In der aktuellen Ausstellung greift die Künstlerin in Werken wie What will protect the ants from the gilded sunbeams? oder What‘s the color of the air? (2015) wiederum auf ihre “Bubbles” oder Glaskugeln zurück. Mit Videoaufnahmen aus dem Regenwald erweitern diese Werke den Fächer von Katja Lohers künstlerischen Experimenten mit den Medien der Video-Skulptur und der Video-Installation.

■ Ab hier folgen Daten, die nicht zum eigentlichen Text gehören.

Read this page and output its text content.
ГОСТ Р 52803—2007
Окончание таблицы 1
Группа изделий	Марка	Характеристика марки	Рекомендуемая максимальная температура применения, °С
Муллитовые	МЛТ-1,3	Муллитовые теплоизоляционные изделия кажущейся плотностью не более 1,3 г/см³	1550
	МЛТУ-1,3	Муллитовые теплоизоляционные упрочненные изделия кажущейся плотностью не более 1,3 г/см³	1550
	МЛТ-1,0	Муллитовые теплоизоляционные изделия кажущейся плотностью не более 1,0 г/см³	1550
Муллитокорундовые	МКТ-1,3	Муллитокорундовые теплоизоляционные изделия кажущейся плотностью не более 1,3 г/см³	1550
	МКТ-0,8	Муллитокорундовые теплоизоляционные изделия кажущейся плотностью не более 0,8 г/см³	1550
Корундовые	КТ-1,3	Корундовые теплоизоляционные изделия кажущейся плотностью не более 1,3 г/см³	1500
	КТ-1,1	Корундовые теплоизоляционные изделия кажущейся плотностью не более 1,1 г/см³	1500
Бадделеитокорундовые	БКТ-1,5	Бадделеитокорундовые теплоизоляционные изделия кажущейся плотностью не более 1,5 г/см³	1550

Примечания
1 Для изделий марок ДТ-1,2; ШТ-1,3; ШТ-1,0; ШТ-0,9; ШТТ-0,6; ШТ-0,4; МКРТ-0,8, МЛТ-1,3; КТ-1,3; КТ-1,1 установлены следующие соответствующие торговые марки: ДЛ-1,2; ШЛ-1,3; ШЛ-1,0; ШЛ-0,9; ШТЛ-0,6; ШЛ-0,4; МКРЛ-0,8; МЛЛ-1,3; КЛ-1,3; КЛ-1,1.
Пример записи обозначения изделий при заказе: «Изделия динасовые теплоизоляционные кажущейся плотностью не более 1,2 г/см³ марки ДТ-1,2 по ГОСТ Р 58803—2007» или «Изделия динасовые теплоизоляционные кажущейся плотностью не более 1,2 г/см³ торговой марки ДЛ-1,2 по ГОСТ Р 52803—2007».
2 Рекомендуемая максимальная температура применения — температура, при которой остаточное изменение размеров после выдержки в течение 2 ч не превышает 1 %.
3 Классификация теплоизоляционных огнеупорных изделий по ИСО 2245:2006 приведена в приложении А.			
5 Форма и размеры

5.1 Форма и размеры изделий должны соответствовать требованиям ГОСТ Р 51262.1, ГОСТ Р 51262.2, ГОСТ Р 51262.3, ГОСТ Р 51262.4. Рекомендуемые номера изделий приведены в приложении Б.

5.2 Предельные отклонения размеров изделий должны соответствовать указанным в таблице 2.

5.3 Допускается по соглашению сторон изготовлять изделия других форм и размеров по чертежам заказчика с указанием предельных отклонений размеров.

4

In der doppelwandigen Glaskugel Material Universe (2014) hinterfragt Katja Loher unter Mitarbeit von Performance-Künstler Geoff Sobelle auf witzige und doch tiefschürfende Weise unsere Beziehungen zu weltlichem Besitz. Subtile, in Videomontage arrangierte Fragen tauchen auf oder erscheinen im Hintergrund wie undurchdringliche Botschaften auf einem Ouija-Brett: How much do you need to feel fear?
Die kreativen Aus- und Abschweifungen der Künstlerin sind voller Magie und Träume, weisen ihr Publikum jedoch auch immer wieder auf die ihnen innewohnenden Gefahren hin. So scheren im mehrfach vorkommenden Kreismotiv “Pillen” aus den Kreisen aus. Sie sollen unser Augenmerk auf das drohende Aussterben der weltweit wichtigsten Bestäuber – die Bienen, Fledermäuse, Schmetterlinge und Kolibris – und somit auf das Verschwinden unserer Nahrung ausrichten. Die Bewegungen der Tänzer_innen zeichnen mögliche künstlich verursachte Mutationen in diesen Tierarten nach, deren „Essenzen“ schliesslich in Pillen eingefangen werden.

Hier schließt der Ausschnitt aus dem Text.